Emitió una risa seca, su risa era de una sola tonalidad. Me gustó.

Me tendió la mano. La apreté con fuerza. Él no se amedrentó y la apretó todavía con más fuerza, tanta que tuve que dejar de presionarla para que él hiciera lo mismo. En eso se diferenciaba totalmente del Sr. Martín.

Me senté a su lado. Necesitaba que pareciera que viajaba con un adulto, que diera la sensación de que era su hijo o su sobrino. Aunque eso sí, dejé unos centímetros de espacio entre nosotros.

Vi que leía un libro sobre anécdotas de gente famosa. Datos extraños y curiosos que nos descubrían otra visión del mito.

Leí por encima de su hombro.

—¿Te interesa? —preguntó sin quitar el ojo del libro.

—Parece interesante —contesté.

Al instante lo cerró y me lo dio.

—Ten.

—¿Me lo regala? ¿Ya se lo ha acabado?

—No, pero creo que tú le sacarás más partido. Además tengo que ir a hacer mis ejercicios —anunció levantándose.

—¿Ejercicios?

—Sí… Deporte… ¿Practicas alguno?

Yo no practicaba más deporte que evitar que me zurraran más de lo habitual.

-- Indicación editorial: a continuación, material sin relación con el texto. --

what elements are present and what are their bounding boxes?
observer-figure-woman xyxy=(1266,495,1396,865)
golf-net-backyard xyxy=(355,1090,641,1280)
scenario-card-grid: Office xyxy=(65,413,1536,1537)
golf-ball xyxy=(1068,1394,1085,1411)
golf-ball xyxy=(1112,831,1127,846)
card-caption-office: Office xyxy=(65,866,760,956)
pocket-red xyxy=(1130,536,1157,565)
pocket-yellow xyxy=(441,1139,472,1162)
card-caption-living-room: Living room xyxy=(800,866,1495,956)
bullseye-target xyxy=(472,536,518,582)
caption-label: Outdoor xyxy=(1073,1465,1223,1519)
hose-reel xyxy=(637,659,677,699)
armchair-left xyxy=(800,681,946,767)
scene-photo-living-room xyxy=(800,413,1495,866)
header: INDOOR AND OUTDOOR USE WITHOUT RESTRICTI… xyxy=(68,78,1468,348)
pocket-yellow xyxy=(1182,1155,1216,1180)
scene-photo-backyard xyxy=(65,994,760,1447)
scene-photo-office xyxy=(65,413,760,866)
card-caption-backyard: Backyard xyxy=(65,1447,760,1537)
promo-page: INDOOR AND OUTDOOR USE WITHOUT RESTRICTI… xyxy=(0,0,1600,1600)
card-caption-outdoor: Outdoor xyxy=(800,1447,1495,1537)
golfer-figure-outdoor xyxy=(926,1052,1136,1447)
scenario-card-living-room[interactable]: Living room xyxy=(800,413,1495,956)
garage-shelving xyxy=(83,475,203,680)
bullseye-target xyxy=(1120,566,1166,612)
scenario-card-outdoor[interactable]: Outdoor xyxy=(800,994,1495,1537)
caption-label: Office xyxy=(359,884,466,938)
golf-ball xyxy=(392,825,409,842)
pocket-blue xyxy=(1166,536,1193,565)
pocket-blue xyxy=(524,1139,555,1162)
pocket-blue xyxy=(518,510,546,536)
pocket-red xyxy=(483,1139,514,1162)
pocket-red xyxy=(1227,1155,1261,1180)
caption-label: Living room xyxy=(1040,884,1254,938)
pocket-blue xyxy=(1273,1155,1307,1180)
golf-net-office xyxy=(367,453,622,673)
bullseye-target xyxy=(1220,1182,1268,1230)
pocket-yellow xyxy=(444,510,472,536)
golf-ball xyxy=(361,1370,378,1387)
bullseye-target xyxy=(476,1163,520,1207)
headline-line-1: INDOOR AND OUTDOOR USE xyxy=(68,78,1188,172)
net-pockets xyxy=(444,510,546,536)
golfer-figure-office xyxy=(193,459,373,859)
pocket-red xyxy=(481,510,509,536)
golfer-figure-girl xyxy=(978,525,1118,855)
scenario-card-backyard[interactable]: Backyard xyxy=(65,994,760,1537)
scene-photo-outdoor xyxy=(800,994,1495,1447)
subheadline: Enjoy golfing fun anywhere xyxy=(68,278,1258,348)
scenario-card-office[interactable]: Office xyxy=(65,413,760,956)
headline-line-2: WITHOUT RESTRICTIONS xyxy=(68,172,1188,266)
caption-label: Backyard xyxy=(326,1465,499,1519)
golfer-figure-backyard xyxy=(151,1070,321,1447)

De repente advertí que aquel hombre llevaba una pierna ortopédica. Casi no se notaba, pero la ligera diferencia de altura entre una pierna y otra era evidente. Se dio cuenta de que las observaba, me miró esperando que le preguntara sobre esa pierna falsa, pero no lo hice… No deseaba intimar con él.

—¿De qué deporte habla? —dije volviendo al tema.

—Ejercicio en general… Poner a punto el cuerpo… Brazos… Cuello… Piernas… O pierna en mi caso.

No había duda de que se había percatado de mi mirada indiscreta a su pérdida. No me gustó cómo me lo había dado a entender.

—¿Y va a hacer deporte en el barco? —pregunté sin entrar en su juego.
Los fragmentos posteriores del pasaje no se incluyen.